The reported response to first-line treatment in patients with symptomatic liver VMs in HHT is complete in 63%, partial in 21% and absent (with progression to death) in 14%(69). These data support the recommendation to consider aggressive options only for otherwise intractable complications, after the assessment of response to first line treatment has been made, after 6-12 months(60). Outcomes of orthotopic liver transplantation (OLT) (Supplement Table 7 for liver VMs in HHT are excellent with 82-92% survival(74, 75). Liver VMs in HHT are included in MELD (Model for End Stage Liver Disease) exceptions: suggested MELD exception points for HHT include a score of 40 to patients with acute biliary necrosis and 22 to patients with HOCF(60). Potential morbidity and mortality rates associated with OLT are a cause for concern and the optimal timing for OLT in HHT with symptomatic liver involvement should be supported by predictors of outcome(69, 70, 72). Recurrence of liver VMs after OLT has been demonstrated in only a small number of cases, many years post-OLT, and has been asymptomatic(76). Other surgical or interventional options for treating complicated liver VMs such as hepatic embolization and/or banding of the hepatic arteries are associated with a high rate of serious complications including death and cholangiopathy and should be reserved as a last resort when medical therapies fail and OLT is not an option(5, 60, 167).

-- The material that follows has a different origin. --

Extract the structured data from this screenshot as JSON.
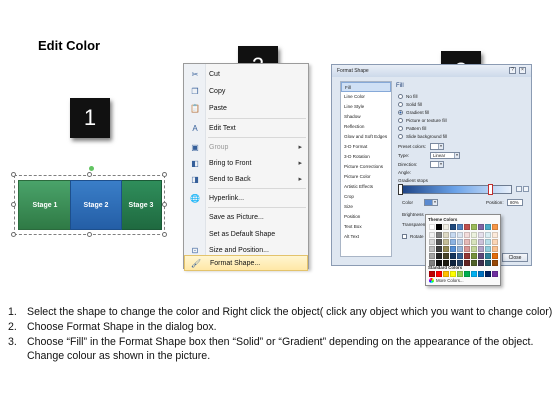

There is growing evidence for the role of intravenous bevacizumab in patients with severe liver VMs (Supplement Table 8), primarily in those with HOCF(16). However, potential adverse events (AE) related to bevacizumab need careful consideration: in 69 HHT patients who received bevacizumab treatment for a total of 63.8 person-years treatment, an average AE incidence rate of 50 per 100 person-years, including 1 fatal event probably related to bevacizumab, have been described(73). Furthermore, rates of non or partial response to bevacizumab(16), and recurrence of symptoms/signs after drug withdrawal make this drug unsuitable to replace OLT for complicated liver VMs in HHT. Bevacizumab may offer a potential “bridging” role to OLT, and if a response is obtained with resolution/improvement of the liver VM complication, the option of OLT should be re-assessed. Bevacizumab complicates wound healing and transplant teams should closely coordinate with HHT providers so that bevacizumab can be stopped long enough prior to OLT to minimize complications, while still minimizing the time off of therapy. The optimal OLT window is likely between 2 and 6 months after the last dose of bevacizumab.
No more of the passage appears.